We estimate higher RV ejection fractions in the current analysis than with our thermodilution approach. The reasons may be twofold: underestimation of the ejection fraction is common with thermodilution [44, 45]. We have shown that the exponential decay of thermodilution signals depends on the distance from the injection port [35]. Opposed to thermodilution studies where RVEF is estimated as a mean over multiple respiratory cycles, the elastance-based approach allows per beat calculation of EF during fractions of the respiratory cycle. Our findings are comparable to those of other groups [28].

We lack direct RV pressure signals. Instead, we rely on a modified single-beat method to estimate Pisomax, suggested by Pinsky [9]. Our estimations of Ea and Ees match published data from porcine PV loops [28]. We, therefore, judge the method to describe RV behavior reliably but conductance catheters are the gold standard to assess end-diastolic and end-systolic pressure–volume relationships [46].

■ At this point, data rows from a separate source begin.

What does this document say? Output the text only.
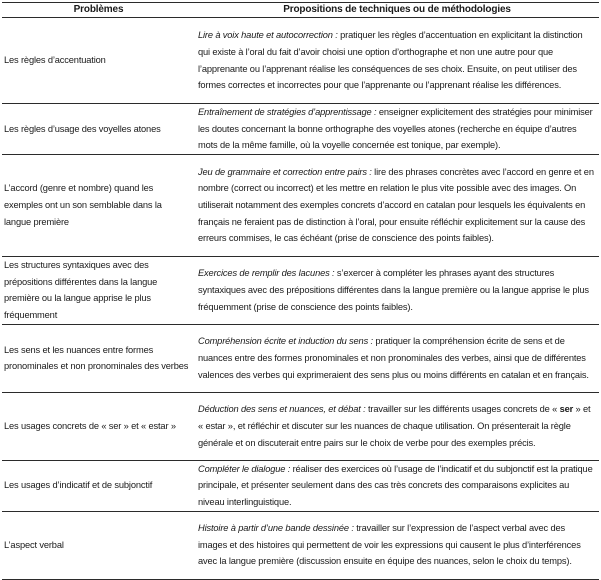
Problèmes	Propositions de techniques ou de méthodologies
Les règles d’accentuation	Lire à voix haute et autocorrection : pratiquer les règles d’accentuation en explicitant la distinction qui existe à l’oral du fait d’avoir choisi une option d’orthographe et non une autre pour que l’apprenante ou l’apprenant réalise les conséquences de ses choix. Ensuite, on peut utiliser des formes correctes et incorrectes pour que l’apprenante ou l’apprenant réalise les différences.
Les règles d’usage des voyelles atones	Entraînement de stratégies d’apprentissage : enseigner explicitement des stratégies pour minimiser les doutes concernant la bonne orthographe des voyelles atones (recherche en équipe d’autres mots de la même famille, où la voyelle concernée est tonique, par exemple).
L’accord (genre et nombre) quand les exemples ont un son semblable dans la langue première	Jeu de grammaire et correction entre pairs : lire des phrases concrètes avec l’accord en genre et en nombre (correct ou incorrect) et les mettre en relation le plus vite possible avec des images. On utiliserait notamment des exemples concrets d’accord en catalan pour lesquels les équivalents en français ne feraient pas de distinction à l’oral, pour ensuite réfléchir explicitement sur la cause des erreurs commises, le cas échéant (prise de conscience des points faibles).
Les structures syntaxiques avec des prépositions différentes dans la langue première ou la langue apprise le plus fréquemment	Exercices de remplir des lacunes : s’exercer à compléter les phrases ayant des structures syntaxiques avec des prépositions différentes dans la langue première ou la langue apprise le plus fréquemment (prise de conscience des points faibles).
Les sens et les nuances entre formes pronominales et non pronominales des verbes	Compréhension écrite et induction du sens : pratiquer la compréhension écrite de sens et de nuances entre des formes pronominales et non pronominales des verbes, ainsi que de différentes valences des verbes qui exprimeraient des sens plus ou moins différents en catalan et en français.
Les usages concrets de « ser » et « estar »	Déduction des sens et nuances, et débat : travailler sur les différents usages concrets de « ser » et « estar », et réfléchir et discuter sur les nuances de chaque utilisation. On présenterait la règle générale et on discuterait entre pairs sur le choix de verbe pour des exemples précis.
Les usages d’indicatif et de subjonctif	Compléter le dialogue : réaliser des exercices où l’usage de l’indicatif et du subjonctif est la pratique principale, et présenter seulement dans des cas très concrets des comparaisons explicites au niveau interlinguistique.
L’aspect verbal	Histoire à partir d’une bande dessinée : travailler sur l’expression de l’aspect verbal avec des images et des histoires qui permettent de voir les expressions qui causent le plus d’interférences avec la langue première (discussion ensuite en équipe des nuances, selon le choix du temps).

The creation of HPV through main-stem intubation instead of using low levels of oxygen is a consequence of the retrospective nature of our study. In the protocol, we investigated the effects of shunt on a modified Fick principle. Therefore, both lungs were not evenly pressurized during HPV. Nevertheless, the diminished effect of lower intrathoracic pressure and one-lung ventilation on the reduction of RVEF and stroke volume variation highlights the impact of optimized ventilatory strategy in the setting of high right ventricular afterload.

Last, we lack transmural pressures in this experiment, which precludes us from fully differentiating the changes in stroke volume as a change of pre- or afterload [38, 46]. Additionally, our data did not allow for reconstruction of the end-diastolic PV relationship. The method of single-beat estimation from left ventricular EDPVR is not validated for RV use [47].